ECLI:NL:RBNHO:2024:14026
Rechtbank Noord-Holland
- Eerste aanleg - enkelvoudig
- Rechtspraak.nl
Einduitspraak na tussenuitspraak inzake Wob-verzoek van JVG Vastgoed Groep B.V. tegen gedeputeerde staten van Noord-Holland
Op 24 december 2024 heeft de Rechtbank Noord-Holland uitspraak gedaan in de zaak tussen JVG Vastgoed Groep B.V. en de gedeputeerde staten van Noord-Holland. Deze uitspraak volgt op een eerdere tussenuitspraak van 6 juni 2024, waarin de rechtbank constateerde dat er een gebrek zat in de besluitvorming van de gedeputeerde staten met betrekking tot een Wob-verzoek.
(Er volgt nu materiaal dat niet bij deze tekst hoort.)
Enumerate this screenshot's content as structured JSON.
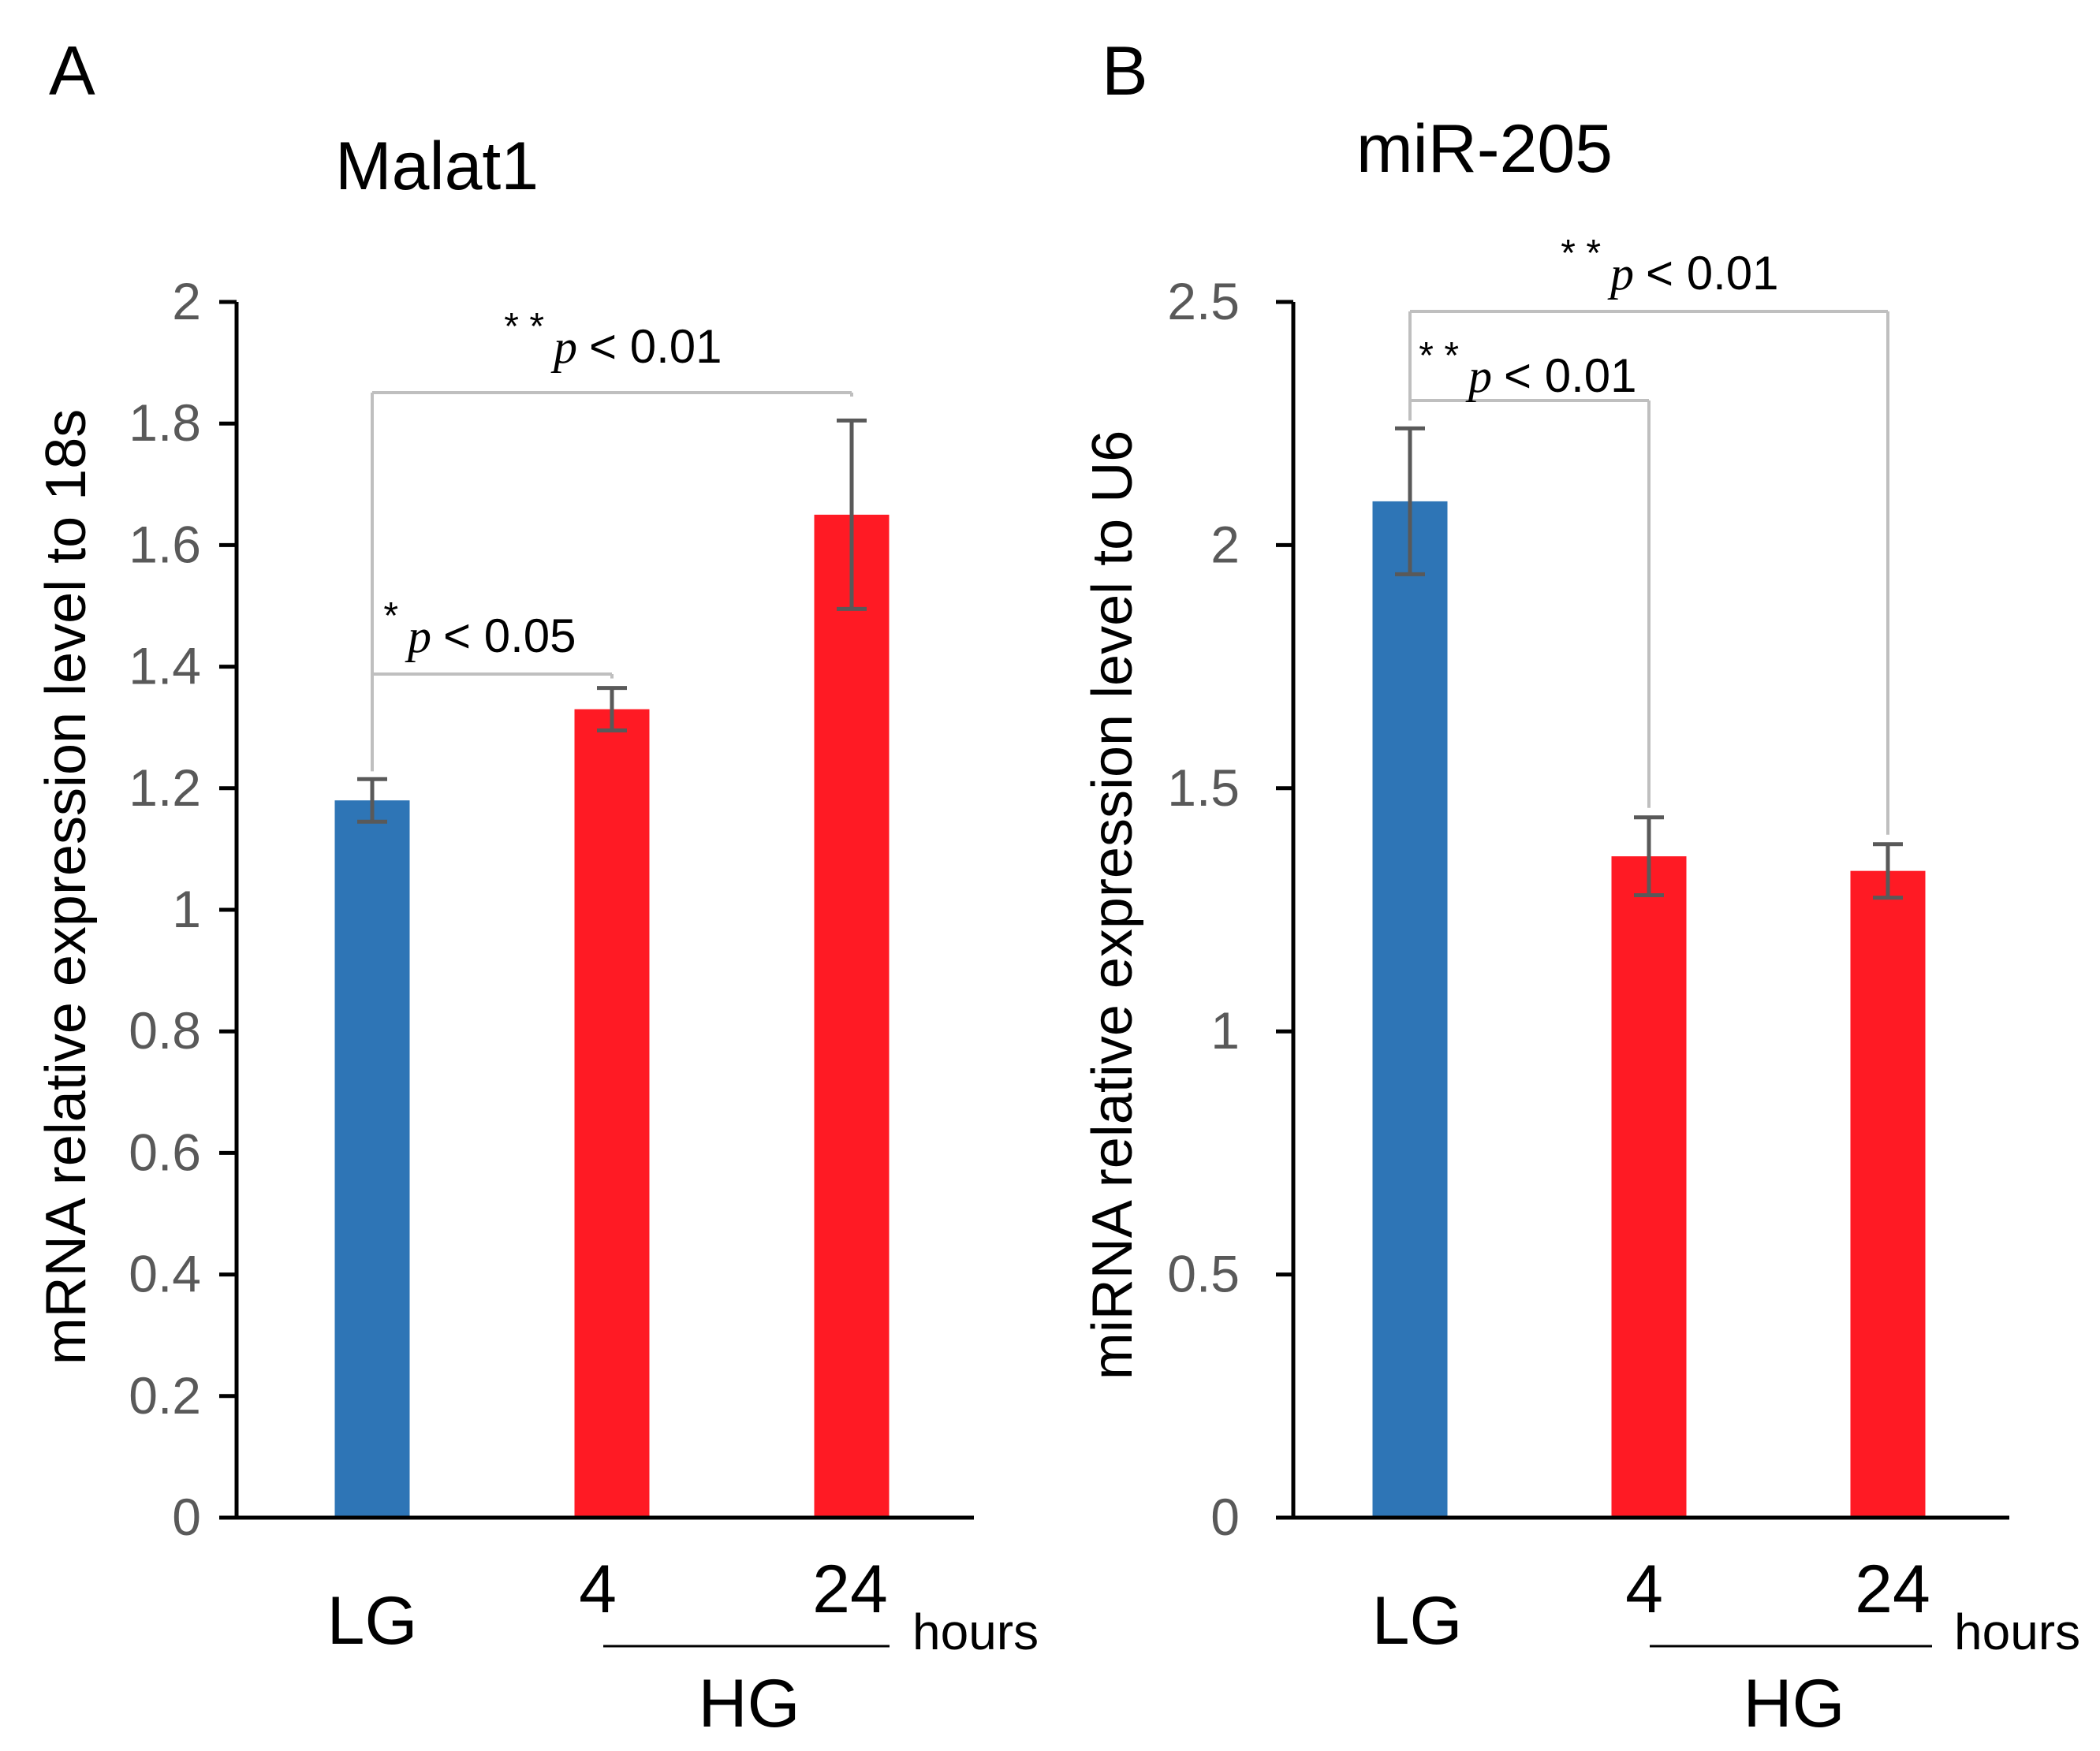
{
  "chart_data": [
    {
      "panel": "A",
      "type": "bar",
      "title": "Malat1",
      "ylabel": "mRNA relative expression level to 18s",
      "xlabel": "",
      "ylim": [
        0,
        2
      ],
      "yticks": [
        "0",
        "0.2",
        "0.4",
        "0.6",
        "0.8",
        "1",
        "1.2",
        "1.4",
        "1.6",
        "1.8",
        "2"
      ],
      "categories": [
        "LG",
        "4",
        "24"
      ],
      "values": [
        1.18,
        1.33,
        1.65
      ],
      "errors": [
        0.035,
        0.035,
        0.155
      ],
      "colors": [
        "#2e75b6",
        "#ff1a24",
        "#ff1a24"
      ],
      "group_label": "HG",
      "unit_label": "hours",
      "comparisons": [
        {
          "from": 0,
          "to": 1,
          "stars": "*",
          "label": "p < 0.05"
        },
        {
          "from": 0,
          "to": 2,
          "stars": "* *",
          "label": "p < 0.01"
        }
      ]
    },
    {
      "panel": "B",
      "type": "bar",
      "title": "miR-205",
      "ylabel": "miRNA relative expression level to U6",
      "xlabel": "",
      "ylim": [
        0,
        2.5
      ],
      "yticks": [
        "0",
        "0.5",
        "1",
        "1.5",
        "2",
        "2.5"
      ],
      "categories": [
        "LG",
        "4",
        "24"
      ],
      "values": [
        2.09,
        1.36,
        1.33
      ],
      "errors": [
        0.15,
        0.08,
        0.055
      ],
      "colors": [
        "#2e75b6",
        "#ff1a24",
        "#ff1a24"
      ],
      "group_label": "HG",
      "unit_label": "hours",
      "comparisons": [
        {
          "from": 0,
          "to": 1,
          "stars": "* *",
          "label": "p < 0.01"
        },
        {
          "from": 0,
          "to": 2,
          "stars": "* *",
          "label": "p < 0.01"
        }
      ]
    }
  ]
}
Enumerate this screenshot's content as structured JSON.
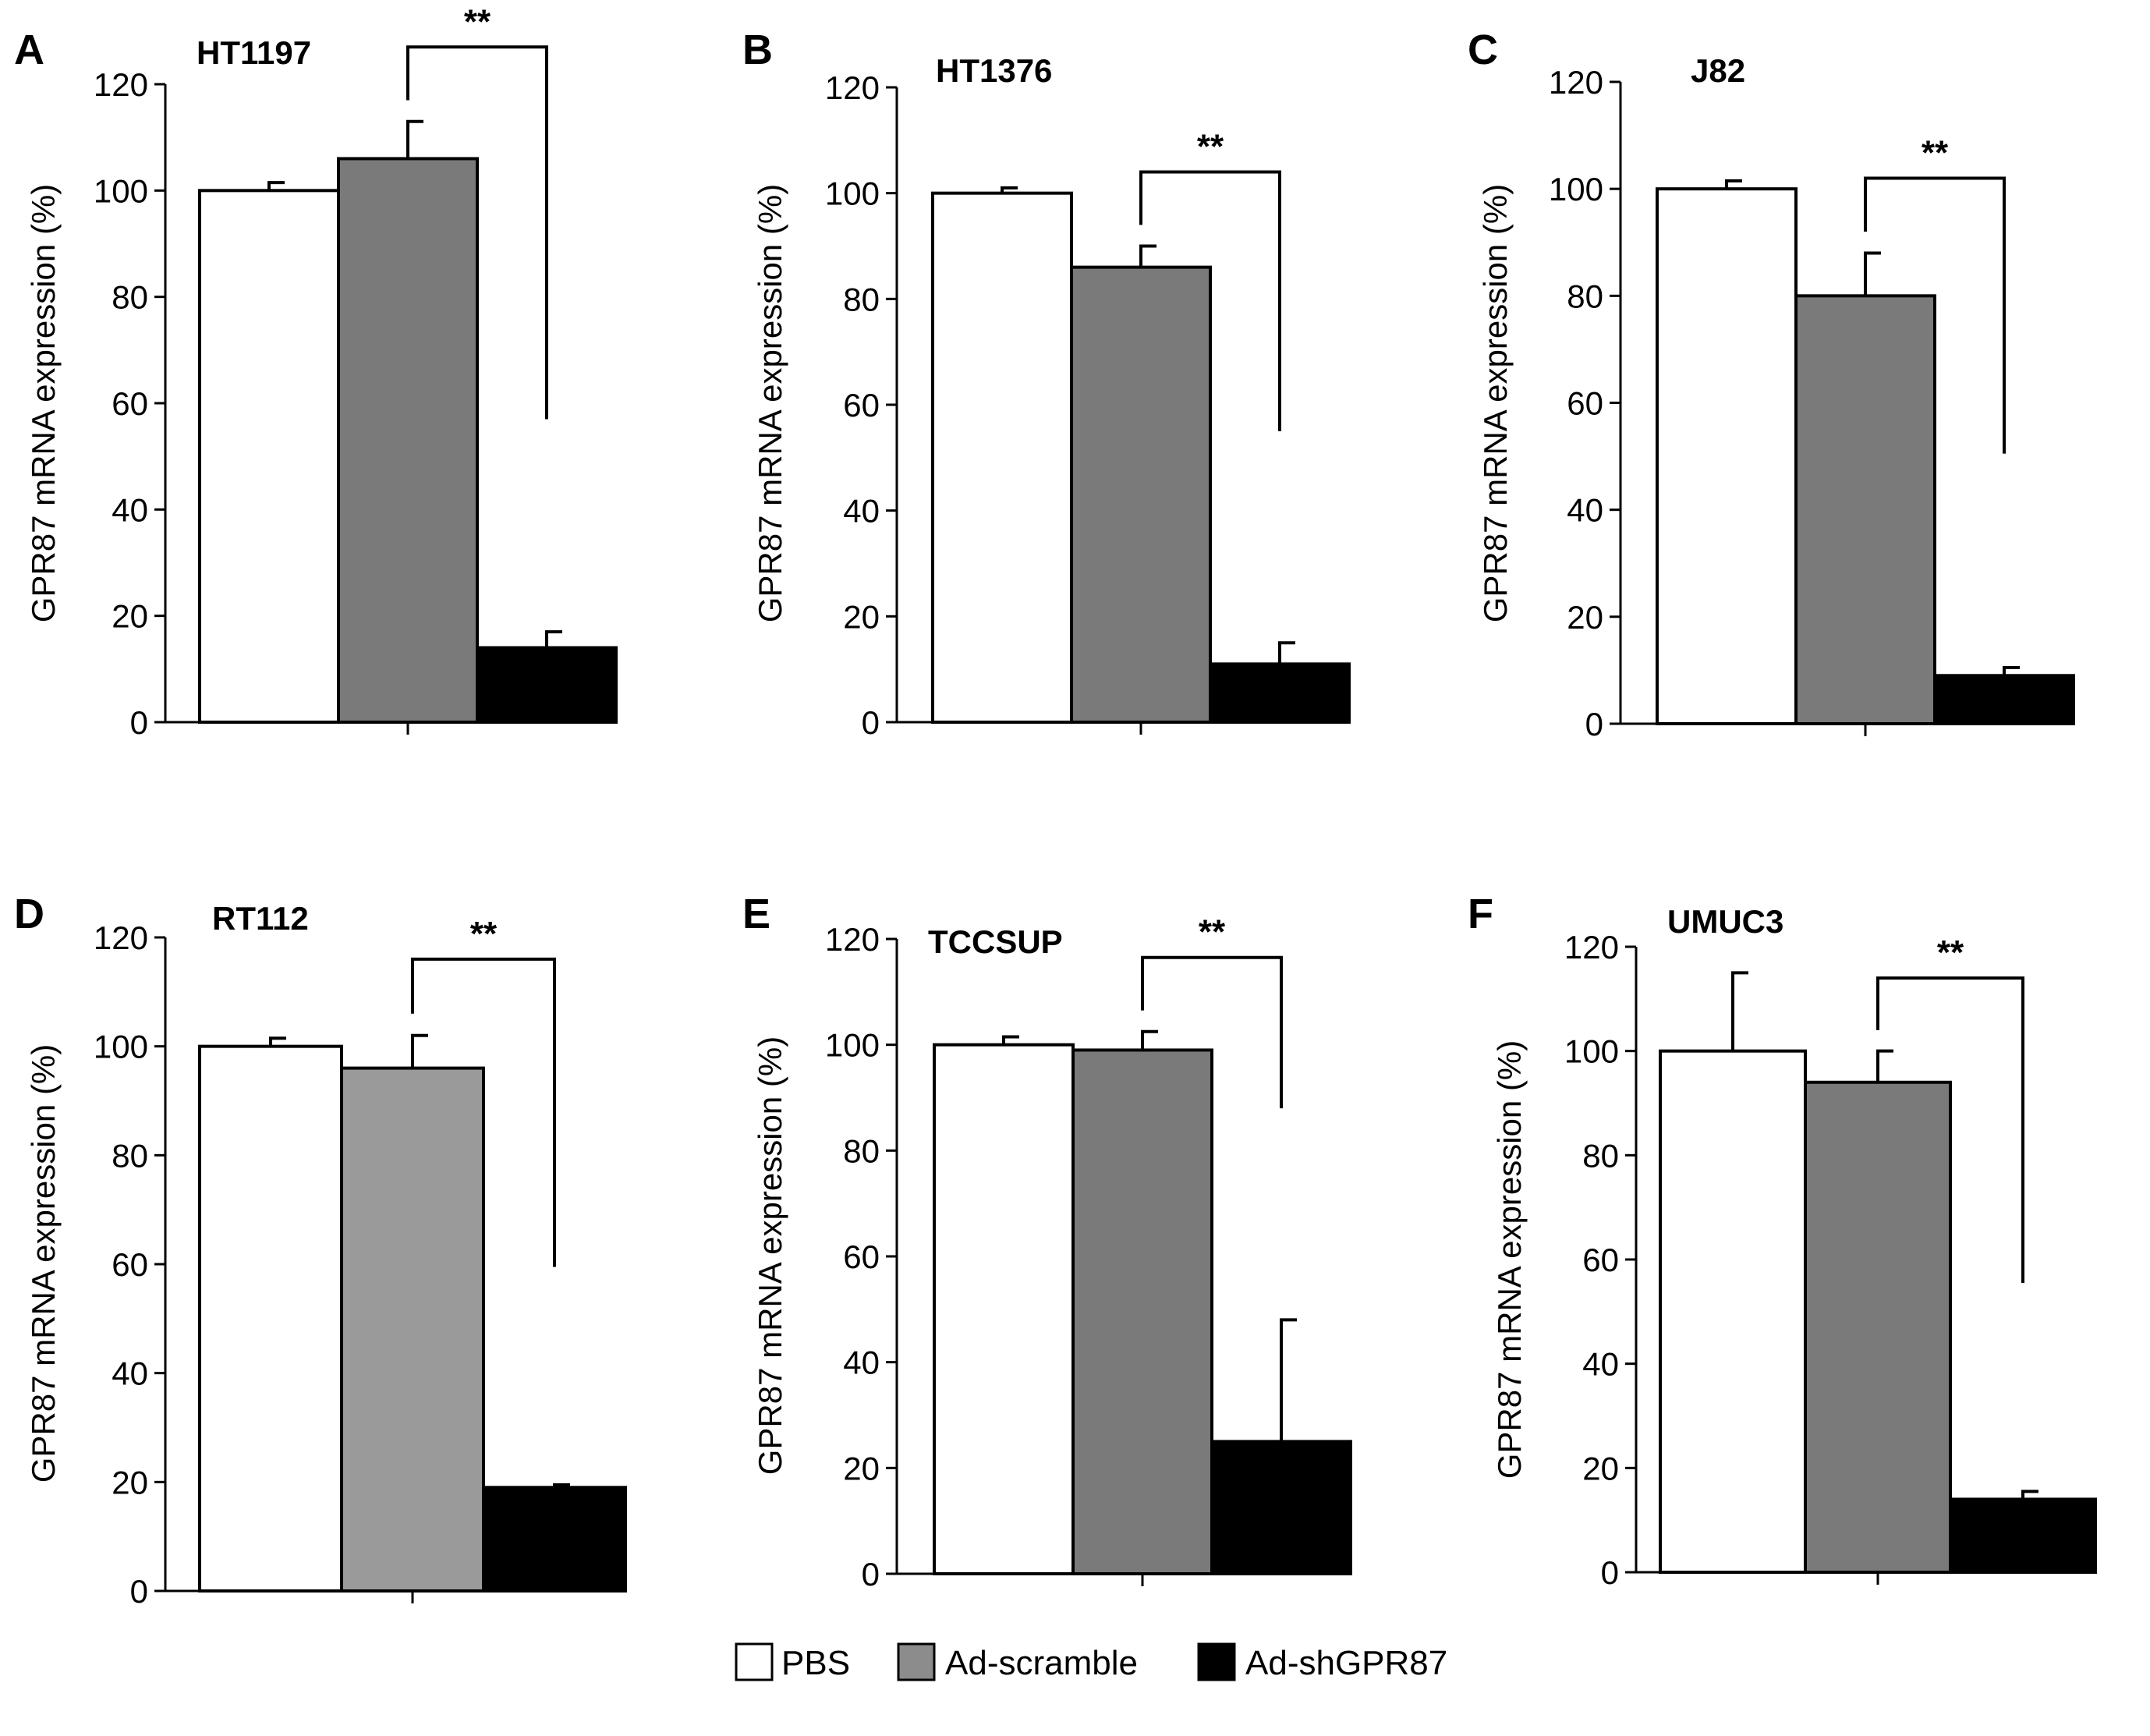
{
  "legend": {
    "items": [
      {
        "label": "PBS",
        "color": "#ffffff"
      },
      {
        "label": "Ad-scramble",
        "color": "#8c8c8c"
      },
      {
        "label": "Ad-shGPR87",
        "color": "#000000"
      }
    ]
  },
  "chart_data": [
    {
      "type": "bar",
      "panel": "A",
      "title": "HT1197",
      "ylabel": "GPR87 mRNA expression (%)",
      "ylim": [
        0,
        120
      ],
      "yticks": [
        "0",
        "20",
        "40",
        "60",
        "80",
        "100",
        "120"
      ],
      "categories": [
        "PBS",
        "Ad-scramble",
        "Ad-shGPR87"
      ],
      "values": [
        100,
        106,
        14
      ],
      "errors": [
        1.5,
        7,
        3
      ],
      "colors": [
        "#ffffff",
        "#7a7a7a",
        "#000000"
      ],
      "significance": "**"
    },
    {
      "type": "bar",
      "panel": "B",
      "title": "HT1376",
      "ylabel": "GPR87 mRNA expression (%)",
      "ylim": [
        0,
        120
      ],
      "yticks": [
        "0",
        "20",
        "40",
        "60",
        "80",
        "100",
        "120"
      ],
      "categories": [
        "PBS",
        "Ad-scramble",
        "Ad-shGPR87"
      ],
      "values": [
        100,
        86,
        11
      ],
      "errors": [
        1,
        4,
        4
      ],
      "colors": [
        "#ffffff",
        "#7a7a7a",
        "#000000"
      ],
      "significance": "**"
    },
    {
      "type": "bar",
      "panel": "C",
      "title": "J82",
      "ylabel": "GPR87 mRNA expression (%)",
      "ylim": [
        0,
        120
      ],
      "yticks": [
        "0",
        "20",
        "40",
        "60",
        "80",
        "100",
        "120"
      ],
      "categories": [
        "PBS",
        "Ad-scramble",
        "Ad-shGPR87"
      ],
      "values": [
        100,
        80,
        9
      ],
      "errors": [
        1.5,
        8,
        1.5
      ],
      "colors": [
        "#ffffff",
        "#7a7a7a",
        "#000000"
      ],
      "significance": "**"
    },
    {
      "type": "bar",
      "panel": "D",
      "title": "RT112",
      "ylabel": "GPR87 mRNA expression (%)",
      "ylim": [
        0,
        120
      ],
      "yticks": [
        "0",
        "20",
        "40",
        "60",
        "80",
        "100",
        "120"
      ],
      "categories": [
        "PBS",
        "Ad-scramble",
        "Ad-shGPR87"
      ],
      "values": [
        100,
        96,
        19
      ],
      "errors": [
        1.5,
        6,
        0.5
      ],
      "colors": [
        "#ffffff",
        "#9a9a9a",
        "#000000"
      ],
      "significance": "**"
    },
    {
      "type": "bar",
      "panel": "E",
      "title": "TCCSUP",
      "ylabel": "GPR87 mRNA expression (%)",
      "ylim": [
        0,
        120
      ],
      "yticks": [
        "0",
        "20",
        "40",
        "60",
        "80",
        "100",
        "120"
      ],
      "categories": [
        "PBS",
        "Ad-scramble",
        "Ad-shGPR87"
      ],
      "values": [
        100,
        99,
        25
      ],
      "errors": [
        1.5,
        3.5,
        23
      ],
      "colors": [
        "#ffffff",
        "#7a7a7a",
        "#000000"
      ],
      "significance": "**"
    },
    {
      "type": "bar",
      "panel": "F",
      "title": "UMUC3",
      "ylabel": "GPR87 mRNA expression (%)",
      "ylim": [
        0,
        120
      ],
      "yticks": [
        "0",
        "20",
        "40",
        "60",
        "80",
        "100",
        "120"
      ],
      "categories": [
        "PBS",
        "Ad-scramble",
        "Ad-shGPR87"
      ],
      "values": [
        100,
        94,
        14
      ],
      "errors": [
        15,
        6,
        1.5
      ],
      "colors": [
        "#ffffff",
        "#7a7a7a",
        "#000000"
      ],
      "significance": "**"
    }
  ]
}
De rechtbank had de gedeputeerde staten de gelegenheid gegeven om dit gebrek te herstellen. In de aanvullende motivering die op 18 juli 2024 werd ingediend, stelden de gedeputeerde staten dat er geen documenten waren die onder het Wob-verzoek vielen en dat de informatie die zij ontvingen uit het strafdossier vertrouwelijk was. De rechtbank oordeelde dat de gedeputeerde staten in hun motivering deels voldoende hadden gereageerd op het gebrek, maar dat er nog steeds een motiveringsgebrek was. Desondanks oordeelde de rechtbank dat eiseres niet in haar belangen was geschaad door dit gebrek. De rechtbank verklaarde het beroep gegrond, vernietigde het bestreden besluit, maar liet de rechtsgevolgen van dat besluit in stand. Tevens werd de gedeputeerde staten opgedragen het griffierecht van € 360,- en de proceskosten van € 3.435,50 aan eiseres te vergoeden.